That’s a big part of the reason so many designers are stripping down menus to more minimal styles. (Plus, it can create a cleaner, more sleek overall design.)
Here’s what’s trending in design this month – and it is all about navigation.
1. Pop-Out Navigation
There’s an obvious connection to mobile-friendliness here – website designs that use pop-out navigation for all screen resolutions and device sizes.
This is something that we probably wouldn’t have recommended a few years ago, but users have become increasingly comfortable with this navigation style because of how popular it has become on mobile device sizes.
The commonality in this navigation element is often a hamburger-style menu. The icon is often in the top right corner, with a logo in the left corner. This preferred user pattern keeps the location of the full menu familiar for users, although you’ll notice alternative placements for some websites. (Do these give you any pause?)
What happens when the navigation pops out can take on a wide range of forms and design styles. Here are three different ways to try it:
Rizzardi Yachts exemplifies the most popular use of a full pop-out navigation style, other than the location of the hamburger icon (which is on the left side here). The menu opens to a full-screen list of options with branding at the top and interesting hover animations to encourage clicks. They also add all of the common footer information at the bottom of the pop-out screen, including social icons and website policies.
TomB uses a partial screen pop-out navigation element on the desktop version that mimics the size of the mobile nav. This works well for menu items with short names and ensures that the main part of the site and branding remain visible at all times. You don’t have to worry about users not knowing how to close the nav element, which can sometimes happen with full-screen overlays.
Made by Field breaks all of the “rules.” The navigation is hidden inside a circle in the top right part of the screen. It then expands to a full-screen menu but doesn’t have any branding and is a bit cluttered with an uber-minimal design. What might be most interesting is the hover styles. Hover over items on the left side, and a background image appears. Hover on the items on the right, and they just have a slight animation with no background changes.
2. Minimal Menus
While minimal menus are a design element in the examples above, here they take on a whole new level. Not only are they minimal in look, but many of these sites are completely limiting the number of options available, creating a distinct user journey.
This design style for navigation works best on small sites without a lot of options or paths for visitors to take or sites where every page is essentially designed as navigation to the next step.
The trick to this type of navigation is setting clear expectations for the user. Is it clear what they are supposed to do next? How do they interact with the design?

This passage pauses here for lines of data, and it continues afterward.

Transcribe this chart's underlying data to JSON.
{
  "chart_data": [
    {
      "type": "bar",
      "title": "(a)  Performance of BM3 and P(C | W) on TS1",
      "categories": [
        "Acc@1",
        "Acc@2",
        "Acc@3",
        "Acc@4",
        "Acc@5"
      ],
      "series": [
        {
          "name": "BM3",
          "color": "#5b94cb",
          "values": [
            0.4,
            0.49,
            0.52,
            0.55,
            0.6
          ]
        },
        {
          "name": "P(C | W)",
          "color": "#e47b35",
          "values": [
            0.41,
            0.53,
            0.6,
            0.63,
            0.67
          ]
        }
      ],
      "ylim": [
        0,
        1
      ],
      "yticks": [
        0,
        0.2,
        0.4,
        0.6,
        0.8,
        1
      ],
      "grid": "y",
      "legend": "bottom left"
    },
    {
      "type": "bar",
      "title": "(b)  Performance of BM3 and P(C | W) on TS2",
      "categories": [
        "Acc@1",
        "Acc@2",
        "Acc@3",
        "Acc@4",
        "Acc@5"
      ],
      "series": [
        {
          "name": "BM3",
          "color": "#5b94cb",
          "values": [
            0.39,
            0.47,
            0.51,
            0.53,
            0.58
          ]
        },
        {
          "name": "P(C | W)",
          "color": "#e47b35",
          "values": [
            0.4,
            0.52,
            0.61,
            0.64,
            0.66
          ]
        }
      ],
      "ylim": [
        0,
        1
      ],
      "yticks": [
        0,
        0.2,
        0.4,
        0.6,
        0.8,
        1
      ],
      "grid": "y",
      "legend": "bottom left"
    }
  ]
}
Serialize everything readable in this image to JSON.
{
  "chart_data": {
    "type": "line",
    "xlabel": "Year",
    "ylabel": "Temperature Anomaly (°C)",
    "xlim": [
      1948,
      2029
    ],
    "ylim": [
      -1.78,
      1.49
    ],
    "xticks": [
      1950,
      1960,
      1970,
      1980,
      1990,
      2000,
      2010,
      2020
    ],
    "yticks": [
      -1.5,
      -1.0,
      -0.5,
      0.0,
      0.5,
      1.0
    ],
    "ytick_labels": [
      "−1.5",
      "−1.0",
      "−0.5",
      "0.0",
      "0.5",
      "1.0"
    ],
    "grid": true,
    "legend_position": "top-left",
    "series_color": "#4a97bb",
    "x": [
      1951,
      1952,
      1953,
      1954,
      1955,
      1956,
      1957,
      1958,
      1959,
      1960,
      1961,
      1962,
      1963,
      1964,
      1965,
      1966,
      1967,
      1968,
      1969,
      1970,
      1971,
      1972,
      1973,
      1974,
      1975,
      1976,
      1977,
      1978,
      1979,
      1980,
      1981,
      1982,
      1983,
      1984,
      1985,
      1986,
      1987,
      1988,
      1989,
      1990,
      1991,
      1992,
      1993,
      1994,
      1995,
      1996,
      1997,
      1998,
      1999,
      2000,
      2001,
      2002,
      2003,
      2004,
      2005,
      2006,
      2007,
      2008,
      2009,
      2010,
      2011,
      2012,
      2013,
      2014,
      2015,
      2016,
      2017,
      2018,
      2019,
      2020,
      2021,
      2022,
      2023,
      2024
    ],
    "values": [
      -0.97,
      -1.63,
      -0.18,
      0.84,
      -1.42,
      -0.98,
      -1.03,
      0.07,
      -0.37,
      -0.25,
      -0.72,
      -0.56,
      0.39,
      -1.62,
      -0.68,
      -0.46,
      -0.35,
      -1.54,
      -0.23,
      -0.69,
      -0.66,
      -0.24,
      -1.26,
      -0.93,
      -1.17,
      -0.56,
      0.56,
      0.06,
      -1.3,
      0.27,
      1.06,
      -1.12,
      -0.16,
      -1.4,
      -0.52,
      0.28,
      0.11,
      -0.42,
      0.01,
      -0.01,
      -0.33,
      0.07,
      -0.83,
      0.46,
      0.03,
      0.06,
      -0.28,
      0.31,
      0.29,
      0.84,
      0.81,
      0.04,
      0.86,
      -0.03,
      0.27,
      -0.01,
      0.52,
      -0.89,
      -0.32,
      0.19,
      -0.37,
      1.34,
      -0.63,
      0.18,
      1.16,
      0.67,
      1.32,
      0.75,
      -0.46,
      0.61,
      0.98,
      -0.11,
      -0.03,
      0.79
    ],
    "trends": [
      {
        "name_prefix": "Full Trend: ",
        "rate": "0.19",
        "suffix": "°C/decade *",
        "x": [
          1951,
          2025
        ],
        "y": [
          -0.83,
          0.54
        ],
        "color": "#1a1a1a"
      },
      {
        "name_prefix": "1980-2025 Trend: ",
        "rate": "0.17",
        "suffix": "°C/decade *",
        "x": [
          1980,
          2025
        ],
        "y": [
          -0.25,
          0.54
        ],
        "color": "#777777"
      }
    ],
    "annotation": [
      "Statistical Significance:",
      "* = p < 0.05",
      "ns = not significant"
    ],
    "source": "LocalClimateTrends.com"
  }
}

Dior by Starck is a one-page, long scrolling site. That’s part of the reason the minimal menu – it’s simply a logo, language, and sound selector – is enough. Having a long text block that’s partially obscured by the scroll makes it obvious to the user that there’s more below the scroll, and encourages the next steps of interaction.
Magma uses a style that’s a lot like what we saw from TomB in the first set of examples, but there’s a little more to the menu with the primary call to action next to the hamburger icon. The navigation design is actually telling users the most important thing to do here is click that button to “Book a Demo,” but if that’s not for you, there are additional menu choices.
Little Big has a minimal menu tucked into the top left corner of the homepage. There are a few buttons, but the site design really only has three options for pages other than home. The remaining four buttons take users off-site, but to highly relevant channels for a music group so that people can listen to or stream their songs.
3. Encroaching Elements
This website navigation design trend might be the most difficult to pull off, with other design elements occupying part of the space dedicated to navigation. Here, you’ll find more traditional menu items across the top of the page, but other design elements encroach into the space.
This is a visually stunning option that marries modern design elements with high functionality due to a commonly accepted user pattern.
The Works Fine for Me podcast design has a typical top-line navigation structure with a logo, links, and a CTA button but the blue-green photo container drops down through the menu. It helps draw your eye to the navigation and creates visual flow across the screen.
Taby vs Spacje, also a podcast website, uses a similar pattern, but instead of the encroaching element coming from above, it sneaks into the navigation from below. The shape element is placed between navigation text links and a button and actually collapses at smaller screen sizes to maintain readability for all of the elements.
Stripe Sessions has an animated element that rests behind the middle menu items with a logo on the left side and CTA on the right. Colorful animation leads the eye to the navigation elements in the center of the screen, but the whitespace surrounding the edge elements makes them almost more of a focal point. What part of the menu actually catches your attention first?
Conclusion
And some months, we notice trends within trends.
Are these navigation and menu design trends something you can see yourself using? What’s most relevant for the projects you are working on right now? We hope you found something useful and functional to help keep your projects looking modern and fresh here.